Il ne faut pas croire que les gueux sont tous des êtres ignorants et incapables de se rendre utiles. Ce sont presque toujours des faibles. Il faut savoir jouer des coudes dans notre belle société, et celui qui ne sait pas se faire valoir est impitoyablement écrasé. Et c’est pourquoi les gueux sont nombreux. Pauvres errants, ils n’ont rien à attendre de l’organisation sociale actuelle, sinon la mort. La philanthropie et la charité ne sont que des pis-aller qui, loin d’adoucir le sort des gueux, perpétuent leur calvaire, et ce n’est que dans la transformation totale de la société que l’on peut trouver un remède à ce mal social.

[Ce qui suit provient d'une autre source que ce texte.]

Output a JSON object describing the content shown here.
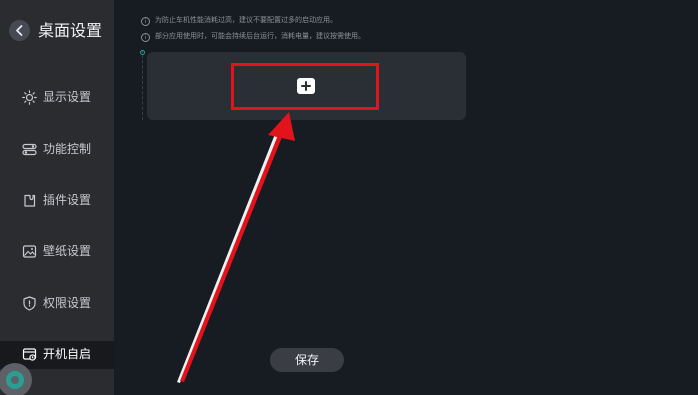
{
  "header": {
    "title": "桌面设置"
  },
  "sidebar": {
    "items": [
      {
        "label": "显示设置",
        "icon": "sun-icon"
      },
      {
        "label": "功能控制",
        "icon": "toggle-icon"
      },
      {
        "label": "插件设置",
        "icon": "plugin-icon"
      },
      {
        "label": "壁纸设置",
        "icon": "image-icon"
      },
      {
        "label": "权限设置",
        "icon": "shield-icon"
      },
      {
        "label": "开机自启",
        "icon": "startup-icon",
        "active": true
      }
    ]
  },
  "notices": [
    "为防止车机性能消耗过高，建议不要配置过多的启动应用。",
    "部分应用使用时，可能会持续后台运行，消耗电量，建议按需使用。"
  ],
  "actions": {
    "save_label": "保存"
  },
  "colors": {
    "accent": "#2a9e92",
    "annotation_red": "#e2131a",
    "background": "#171b22",
    "sidebar": "#2b2c2f",
    "panel": "#2a2e35"
  }
}
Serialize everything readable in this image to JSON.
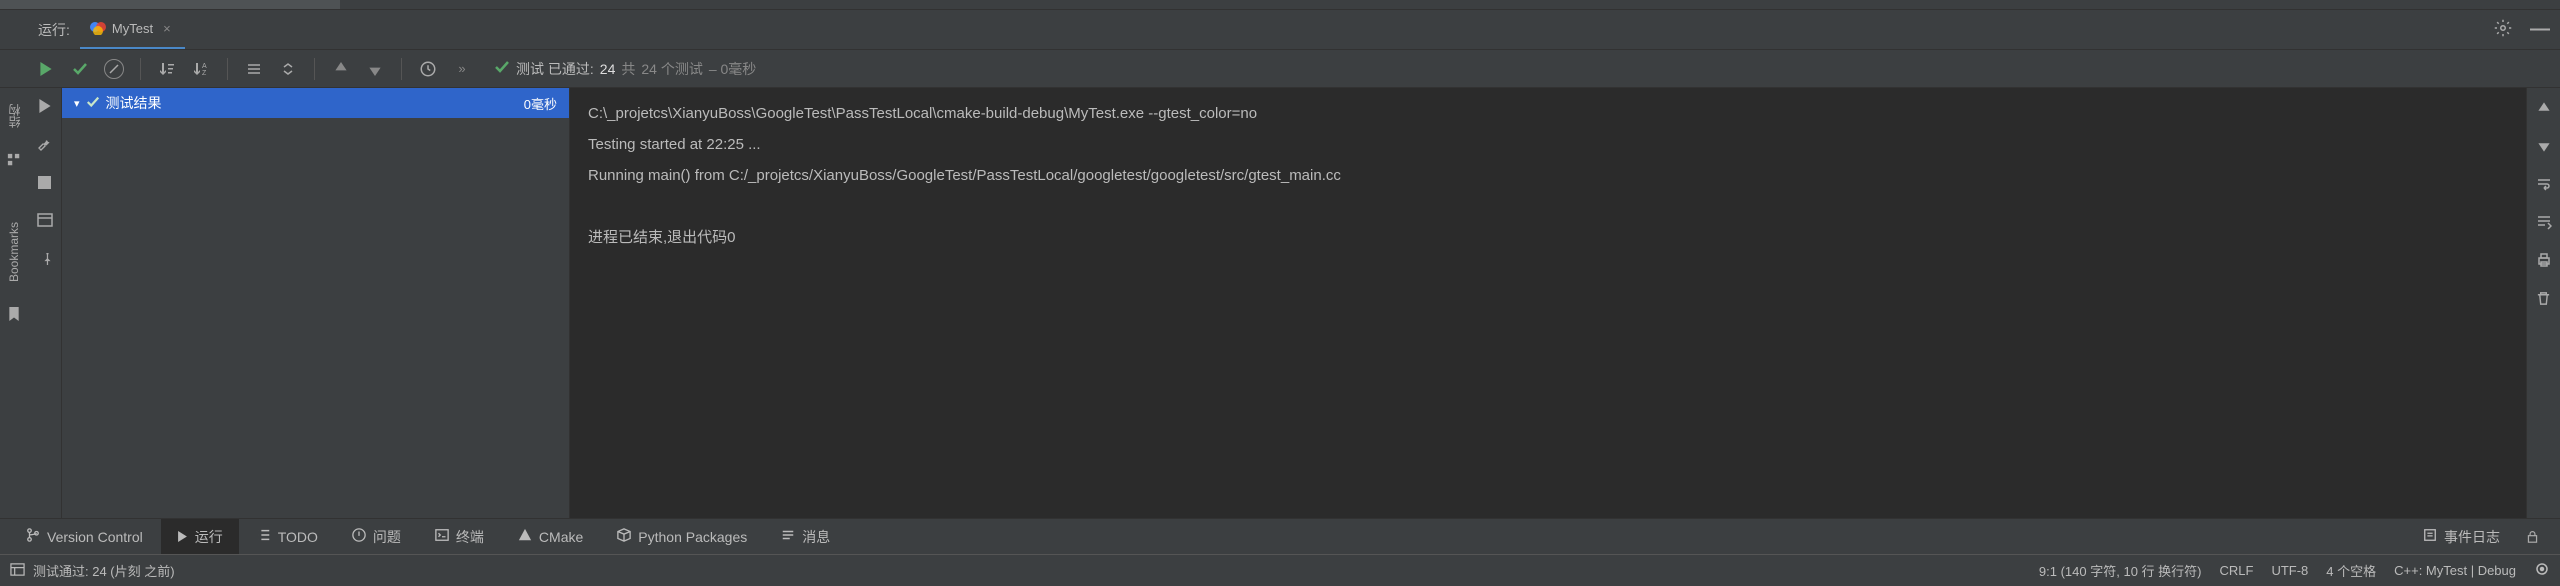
{
  "tabRow": {
    "runLabel": "运行:",
    "tabName": "MyTest"
  },
  "toolbar": {
    "statusPrefix": "测试 已通过:",
    "passed": "24",
    "sepWord": "共",
    "total": "24 个测试",
    "duration": "– 0毫秒"
  },
  "tree": {
    "rootLabel": "测试结果",
    "rootTime": "0毫秒"
  },
  "console": {
    "line1": "C:\\_projetcs\\XianyuBoss\\GoogleTest\\PassTestLocal\\cmake-build-debug\\MyTest.exe --gtest_color=no",
    "line2": "Testing started at 22:25 ...",
    "line3": "Running main() from C:/_projetcs/XianyuBoss/GoogleTest/PassTestLocal/googletest/googletest/src/gtest_main.cc",
    "line4": "",
    "line5": "进程已结束,退出代码0"
  },
  "leftSide": {
    "structure": "结构",
    "bookmarks": "Bookmarks"
  },
  "bottomTabs": {
    "vcs": "Version Control",
    "run": "运行",
    "todo": "TODO",
    "problems": "问题",
    "terminal": "终端",
    "cmake": "CMake",
    "python": "Python Packages",
    "messages": "消息",
    "eventLog": "事件日志"
  },
  "statusBar": {
    "left": "测试通过: 24 (片刻 之前)",
    "cursor": "9:1 (140 字符, 10 行 换行符)",
    "lineEnd": "CRLF",
    "encoding": "UTF-8",
    "indent": "4 个空格",
    "config": "C++: MyTest | Debug"
  }
}
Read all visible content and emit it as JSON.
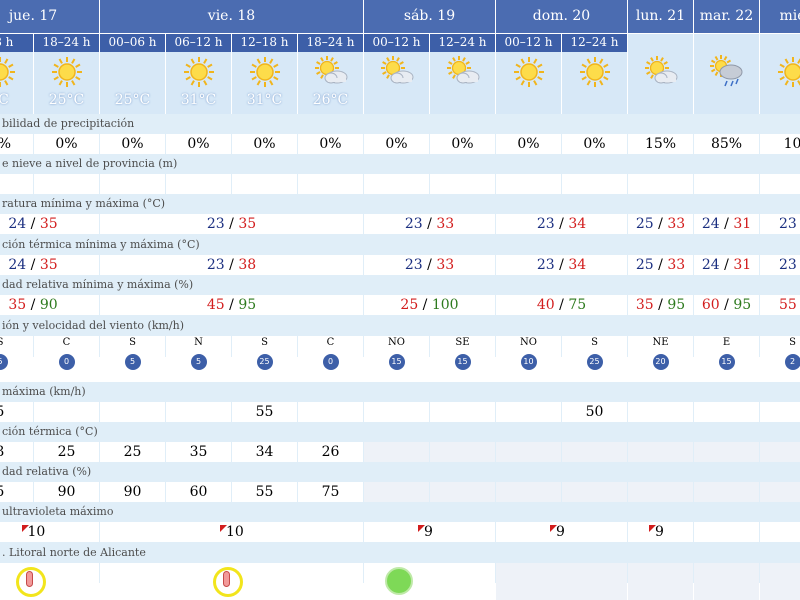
{
  "days": [
    {
      "label": "jue. 17"
    },
    {
      "label": "vie. 18"
    },
    {
      "label": "sáb. 19"
    },
    {
      "label": "dom. 20"
    },
    {
      "label": "lun. 21"
    },
    {
      "label": "mar. 22"
    },
    {
      "label": "mié"
    }
  ],
  "periods": [
    {
      "label": "18 h",
      "icon": "sun-icon",
      "temp": "°C"
    },
    {
      "label": "18–24 h",
      "icon": "sun-icon",
      "temp": "25°C"
    },
    {
      "label": "00–06 h",
      "icon": "moon-icon",
      "temp": "25°C"
    },
    {
      "label": "06–12 h",
      "icon": "sun-icon",
      "temp": "31°C"
    },
    {
      "label": "12–18 h",
      "icon": "sun-icon",
      "temp": "31°C"
    },
    {
      "label": "18–24 h",
      "icon": "sun-cloud-icon",
      "temp": "26°C"
    },
    {
      "label": "00–12 h",
      "icon": "sun-cloud-icon",
      "temp": ""
    },
    {
      "label": "12–24 h",
      "icon": "sun-cloud-icon",
      "temp": ""
    },
    {
      "label": "00–12 h",
      "icon": "sun-icon",
      "temp": ""
    },
    {
      "label": "12–24 h",
      "icon": "sun-icon",
      "temp": ""
    },
    {
      "label": "",
      "icon": "sun-cloud-icon",
      "temp": ""
    },
    {
      "label": "",
      "icon": "rain-cloud-icon",
      "temp": ""
    },
    {
      "label": "",
      "icon": "sun-icon",
      "temp": ""
    }
  ],
  "rows": {
    "precip": {
      "label": "bilidad de precipitación",
      "values": [
        "0%",
        "0%",
        "0%",
        "0%",
        "0%",
        "0%",
        "0%",
        "0%",
        "0%",
        "0%",
        "15%",
        "85%",
        "10"
      ]
    },
    "snow": {
      "label": "e nieve a nivel de provincia (m)"
    },
    "temp": {
      "label": "ratura mínima y máxima (°C)"
    },
    "feels": {
      "label": "ción térmica mínima y máxima (°C)"
    },
    "humidity": {
      "label": "dad relativa mínima y máxima (%)"
    },
    "wind": {
      "label": "ión y velocidad del viento (km/h)"
    },
    "gust": {
      "label": " máxima (km/h)",
      "values": [
        "5",
        "",
        "",
        "",
        "55",
        "",
        "",
        "",
        "",
        "50",
        "",
        "",
        ""
      ]
    },
    "feelsHour": {
      "label": "ción térmica (°C)",
      "values": [
        "3",
        "25",
        "25",
        "35",
        "34",
        "26"
      ]
    },
    "humHour": {
      "label": "dad relativa (%)",
      "values": [
        "5",
        "90",
        "90",
        "60",
        "55",
        "75"
      ]
    },
    "uv": {
      "label": "ultravioleta máximo"
    },
    "warning": {
      "label": ". Litoral norte de Alicante"
    }
  },
  "temp_minmax": [
    {
      "lo": "24",
      "sep": " / ",
      "hi": "35"
    },
    {
      "lo": "23",
      "sep": " / ",
      "hi": "35"
    },
    {
      "lo": "23",
      "sep": " / ",
      "hi": "33"
    },
    {
      "lo": "23",
      "sep": " / ",
      "hi": "34"
    },
    {
      "lo": "25",
      "sep": " / ",
      "hi": "33"
    },
    {
      "lo": "24",
      "sep": " / ",
      "hi": "31"
    },
    {
      "lo": "23",
      "sep": " / ",
      "hi": ""
    }
  ],
  "feels_minmax": [
    {
      "lo": "24",
      "sep": " / ",
      "hi": "35"
    },
    {
      "lo": "23",
      "sep": " / ",
      "hi": "38"
    },
    {
      "lo": "23",
      "sep": " / ",
      "hi": "33"
    },
    {
      "lo": "23",
      "sep": " / ",
      "hi": "34"
    },
    {
      "lo": "25",
      "sep": " / ",
      "hi": "33"
    },
    {
      "lo": "24",
      "sep": " / ",
      "hi": "31"
    },
    {
      "lo": "23",
      "sep": " / ",
      "hi": ""
    }
  ],
  "humidity_minmax": [
    {
      "lo": "35",
      "sep": " / ",
      "hi": "90"
    },
    {
      "lo": "45",
      "sep": " / ",
      "hi": "95"
    },
    {
      "lo": "25",
      "sep": " / ",
      "hi": "100"
    },
    {
      "lo": "40",
      "sep": " / ",
      "hi": "75"
    },
    {
      "lo": "35",
      "sep": " / ",
      "hi": "95"
    },
    {
      "lo": "60",
      "sep": " / ",
      "hi": "95"
    },
    {
      "lo": "55",
      "sep": " / ",
      "hi": ""
    }
  ],
  "wind": [
    {
      "dir": "S",
      "speed": "5"
    },
    {
      "dir": "C",
      "speed": "0"
    },
    {
      "dir": "S",
      "speed": "5"
    },
    {
      "dir": "N",
      "speed": "5"
    },
    {
      "dir": "S",
      "speed": "25"
    },
    {
      "dir": "C",
      "speed": "0"
    },
    {
      "dir": "NO",
      "speed": "15"
    },
    {
      "dir": "SE",
      "speed": "15"
    },
    {
      "dir": "NO",
      "speed": "10"
    },
    {
      "dir": "S",
      "speed": "25"
    },
    {
      "dir": "NE",
      "speed": "20"
    },
    {
      "dir": "E",
      "speed": "15"
    },
    {
      "dir": "S",
      "speed": "2"
    }
  ],
  "uv": [
    {
      "value": "10"
    },
    {
      "value": "10"
    },
    {
      "value": "9"
    },
    {
      "value": "9"
    },
    {
      "value": "9"
    }
  ],
  "colors": {
    "header": "#4b6cb1",
    "subheader": "#3d5fa8",
    "label_band": "#e0eef8",
    "min": "#1b2f80",
    "max": "#d21d1d",
    "warning_yellow": "#f2e51c",
    "warning_green": "#7ed957"
  }
}
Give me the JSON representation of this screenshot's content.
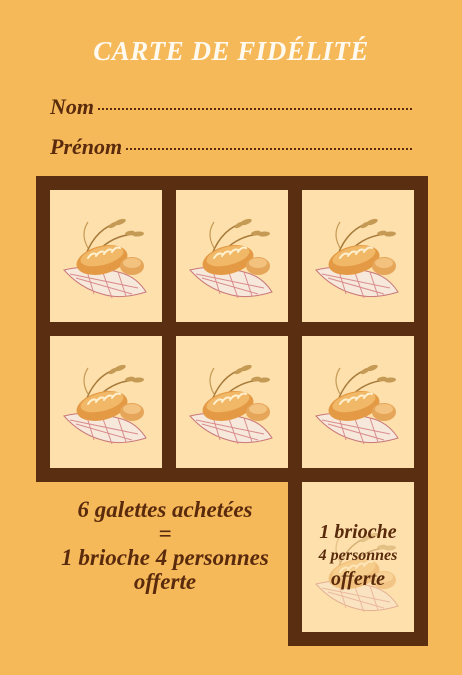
{
  "card": {
    "title": "CARTE DE FIDÉLITÉ",
    "fields": {
      "nom_label": "Nom",
      "prenom_label": "Prénom"
    }
  },
  "stamps": {
    "count": 6,
    "icon": "bread-loaf-icon"
  },
  "offer": {
    "line1": "6 galettes achetées",
    "line2": "=",
    "line3": "1 brioche 4 personnes",
    "line4": "offerte"
  },
  "gift_cell": {
    "line1": "1 brioche",
    "line2": "4 personnes",
    "line3": "offerte"
  },
  "colors": {
    "background": "#f6b95a",
    "frame": "#5a2e10",
    "cell": "#fde0ab",
    "text": "#5a2a0c"
  }
}
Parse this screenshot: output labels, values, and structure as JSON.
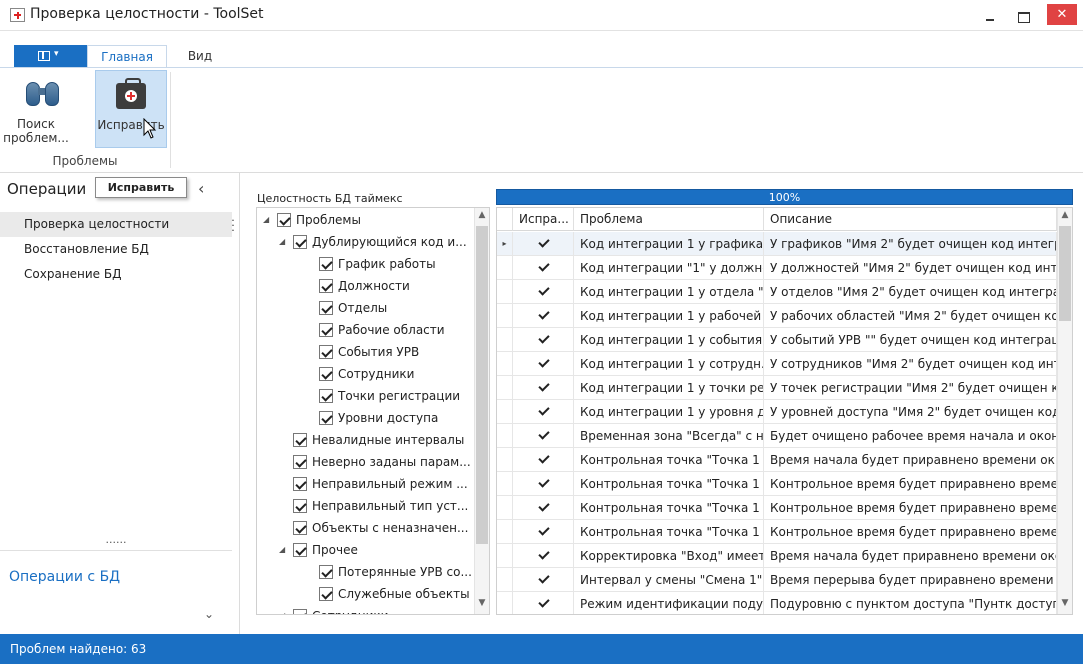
{
  "window": {
    "title": "Проверка целостности - ToolSet",
    "close_glyph": "✕"
  },
  "ribbon": {
    "tabs": [
      {
        "label": "Главная"
      },
      {
        "label": "Вид"
      }
    ],
    "buttons": {
      "find": "Поиск\nпроблем...",
      "fix": "Исправить"
    },
    "group_label": "Проблемы"
  },
  "tooltip": "Исправить",
  "left_panel": {
    "header": "Операции",
    "items": [
      {
        "label": "Проверка целостности"
      },
      {
        "label": "Восстановление БД"
      },
      {
        "label": "Сохранение БД"
      }
    ],
    "divider_dots": "......",
    "footer_link": "Операции с БД"
  },
  "main": {
    "db_label": "Целостность БД таймекс",
    "progress": {
      "value": 1.0,
      "label": "100%"
    }
  },
  "tree": [
    {
      "level": 0,
      "expand": "◢",
      "label": "Проблемы"
    },
    {
      "level": 1,
      "expand": "◢",
      "label": "Дублирующийся код и..."
    },
    {
      "level": 2,
      "expand": "",
      "label": "График работы"
    },
    {
      "level": 2,
      "expand": "",
      "label": "Должности"
    },
    {
      "level": 2,
      "expand": "",
      "label": "Отделы"
    },
    {
      "level": 2,
      "expand": "",
      "label": "Рабочие области"
    },
    {
      "level": 2,
      "expand": "",
      "label": "События УРВ"
    },
    {
      "level": 2,
      "expand": "",
      "label": "Сотрудники"
    },
    {
      "level": 2,
      "expand": "",
      "label": "Точки регистрации"
    },
    {
      "level": 2,
      "expand": "",
      "label": "Уровни доступа"
    },
    {
      "level": 1,
      "expand": "",
      "label": "Невалидные интервалы"
    },
    {
      "level": 1,
      "expand": "",
      "label": "Неверно заданы парам..."
    },
    {
      "level": 1,
      "expand": "",
      "label": "Неправильный режим ..."
    },
    {
      "level": 1,
      "expand": "",
      "label": "Неправильный тип уст..."
    },
    {
      "level": 1,
      "expand": "",
      "label": "Объекты с неназначен..."
    },
    {
      "level": 1,
      "expand": "◢",
      "label": "Прочее"
    },
    {
      "level": 2,
      "expand": "",
      "label": "Потерянные УРВ со..."
    },
    {
      "level": 2,
      "expand": "",
      "label": "Служебные объекты"
    },
    {
      "level": 1,
      "expand": "◢",
      "label": "Сотрудники"
    }
  ],
  "grid": {
    "columns": [
      "Испра...",
      "Проблема",
      "Описание"
    ],
    "rows": [
      {
        "fix": true,
        "problem": "Код интеграции 1 у графика ...",
        "description": "У графиков \"Имя 2\" будет очищен код интегр..."
      },
      {
        "fix": true,
        "problem": "Код интеграции \"1\" у должно...",
        "description": "У должностей \"Имя 2\" будет очищен код инт..."
      },
      {
        "fix": true,
        "problem": "Код интеграции 1 у отдела \"...",
        "description": "У отделов \"Имя 2\" будет очищен код интегра..."
      },
      {
        "fix": true,
        "problem": "Код интеграции 1 у рабочей ...",
        "description": "У рабочих областей \"Имя 2\" будет очищен ко..."
      },
      {
        "fix": true,
        "problem": "Код интеграции 1 у события ...",
        "description": "У событий УРВ \"\" будет очищен код интеграции"
      },
      {
        "fix": true,
        "problem": "Код интеграции 1 у сотрудн...",
        "description": "У сотрудников \"Имя 2\" будет очищен код инт..."
      },
      {
        "fix": true,
        "problem": "Код интеграции 1 у точки ре...",
        "description": "У точек регистрации \"Имя 2\" будет очищен к..."
      },
      {
        "fix": true,
        "problem": "Код интеграции 1 у уровня д...",
        "description": "У уровней доступа \"Имя 2\" будет очищен код..."
      },
      {
        "fix": true,
        "problem": "Временная зона \"Всегда\" с не...",
        "description": "Будет очищено рабочее время начала и окон..."
      },
      {
        "fix": true,
        "problem": "Контрольная точка \"Точка 1 ...",
        "description": "Время начала будет приравнено времени ок..."
      },
      {
        "fix": true,
        "problem": "Контрольная точка \"Точка 1 ...",
        "description": "Контрольное время будет приравнено време..."
      },
      {
        "fix": true,
        "problem": "Контрольная точка \"Точка 1 ...",
        "description": "Контрольное время будет приравнено време..."
      },
      {
        "fix": true,
        "problem": "Контрольная точка \"Точка 1 ...",
        "description": "Контрольное время будет приравнено време..."
      },
      {
        "fix": true,
        "problem": "Корректировка \"Вход\" имеет...",
        "description": "Время начала будет приравнено времени око..."
      },
      {
        "fix": true,
        "problem": "Интервал у смены \"Смена 1\" ...",
        "description": "Время перерыва будет приравнено времени и..."
      },
      {
        "fix": true,
        "problem": "Режим идентификации подур...",
        "description": "Подуровню с пунктом доступа \"Пунтк доступ..."
      }
    ]
  },
  "status": "Проблем найдено: 63",
  "colors": {
    "accent": "#1a6fc3",
    "selection": "#cde2f6",
    "close": "#e04343"
  }
}
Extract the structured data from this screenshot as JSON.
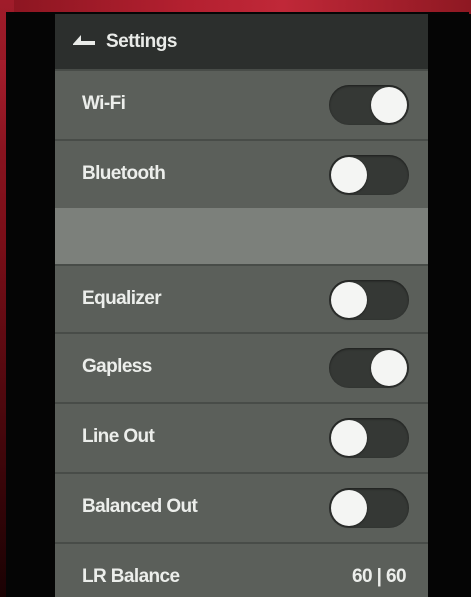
{
  "header": {
    "title": "Settings",
    "back_icon": "back-arrow-icon"
  },
  "settings": [
    {
      "label": "Wi-Fi",
      "state": "on"
    },
    {
      "label": "Bluetooth",
      "state": "off"
    },
    {
      "label": "Equalizer",
      "state": "off"
    },
    {
      "label": "Gapless",
      "state": "on"
    },
    {
      "label": "Line Out",
      "state": "off"
    },
    {
      "label": "Balanced Out",
      "state": "off"
    }
  ],
  "lr_balance": {
    "label": "LR Balance",
    "value": "60 | 60"
  },
  "colors": {
    "device_red": "#b42030",
    "screen_bg": "#5b5f5a",
    "header_bg": "#2c2f2d",
    "toggle_track": "#353835",
    "knob": "#f4f5f3"
  }
}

La bourgeoisie, qui est responsable de cette gueuserie, prétend que les gueux ne sont que les victimes de la paresse et de l’ivrognerie ; c’est une lâche calomnie à laquelle il n’est même pas utile de répondre, car la bourgeoisie se sent bien incapable d’ouvrir une porte aux gueux qui peuplent la terre. Et lorsque nous assistons à toute cette misère qui s’étale pitoyablement, lorsque nous rencontrons sur notre route, ces gueux qui sont nos frères, nous sentons se développer en nous, plus intensément encore, notre désir de révolte, puisque c’est par la révolution seulement que l’on pourra mettre un terme à ce régime d’injustice et d’inégalité qui nous étreint.


GUIDE n. m. (du latin guida, même signification). Ce qui sert à guider. Celui ou celle qui dirige, qui conduit, qui montre le chemin. Un bon guide ; un guide expérimenté ; un guide fidèle. Dans les excursions, dans les ascensions dangereuses, on emploie des guides qui connaissent le pays que les voyageurs veulent explorer.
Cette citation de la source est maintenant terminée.